When 4.15g of potassium hydrogen phthalate (KHPh M=204.2 g/mol) is titrated with KOH solution and it takes 46.42 mL of the base to reach the endpoint, calculate the concentration (M) of the KOH solution.

I'm confused about the wording of the problem and how to approach it.

Does titrated mean just a normal chemical equation problem like KHP + KOH -> ???, or am I suppose to do something special?

Also, what does it mean to reach the endpoint? Or is it just a complicated way of saying the final products.

Answer 1

We can solve given problem in following steps.

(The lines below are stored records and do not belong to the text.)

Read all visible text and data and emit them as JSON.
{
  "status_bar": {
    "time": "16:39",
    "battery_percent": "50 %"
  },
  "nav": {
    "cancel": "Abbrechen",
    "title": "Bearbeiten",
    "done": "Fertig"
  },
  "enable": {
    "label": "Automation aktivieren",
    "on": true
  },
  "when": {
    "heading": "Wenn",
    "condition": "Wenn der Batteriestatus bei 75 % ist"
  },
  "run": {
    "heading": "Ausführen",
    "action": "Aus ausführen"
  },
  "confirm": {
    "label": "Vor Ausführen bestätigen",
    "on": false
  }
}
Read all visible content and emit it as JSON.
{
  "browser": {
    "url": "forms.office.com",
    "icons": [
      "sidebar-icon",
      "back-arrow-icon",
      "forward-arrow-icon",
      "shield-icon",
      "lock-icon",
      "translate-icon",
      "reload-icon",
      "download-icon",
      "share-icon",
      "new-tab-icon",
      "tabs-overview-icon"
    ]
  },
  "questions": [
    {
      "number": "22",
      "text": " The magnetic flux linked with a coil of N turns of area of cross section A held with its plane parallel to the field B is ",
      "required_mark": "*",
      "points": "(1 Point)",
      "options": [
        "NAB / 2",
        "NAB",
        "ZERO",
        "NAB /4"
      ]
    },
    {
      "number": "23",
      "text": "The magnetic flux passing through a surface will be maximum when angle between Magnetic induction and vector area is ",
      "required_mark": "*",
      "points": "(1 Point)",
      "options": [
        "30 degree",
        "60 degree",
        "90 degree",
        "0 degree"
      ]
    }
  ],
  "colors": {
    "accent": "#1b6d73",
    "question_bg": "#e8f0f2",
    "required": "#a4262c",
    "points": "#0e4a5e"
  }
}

Step 1 : Calculation of moles of KHP

We have, no. of moles = Mass /Molar mass

No. of moles of KHP = 4.15 g / ( 204.2 g /mol ) = 0.02032 mol

Step 2 : Calculation of moles of KOH .

Consider reaction, HC₈H₄KO₄ ( KHP ) + KOH KC₈H₄KO₄ + H₂O

According to reaction , 1 mol KHP reacts with 1 mol KOH.

Therefore, 0.02032 mol KHP will react with 0.02032 mol KOH.

Hence, moles of KOH used in the titration = 0.02032 mol.

Step 3 : Calculation of molar concentration of KOH

We know that, [ KOH ] = No. of moles of KOH / volume of solution in L

[ KOH ] = 0.02032 mol / 0.04642 L

[ KOH ] = 0.4377 M

ANSWER : Molar concentration of KOH : 0.438 M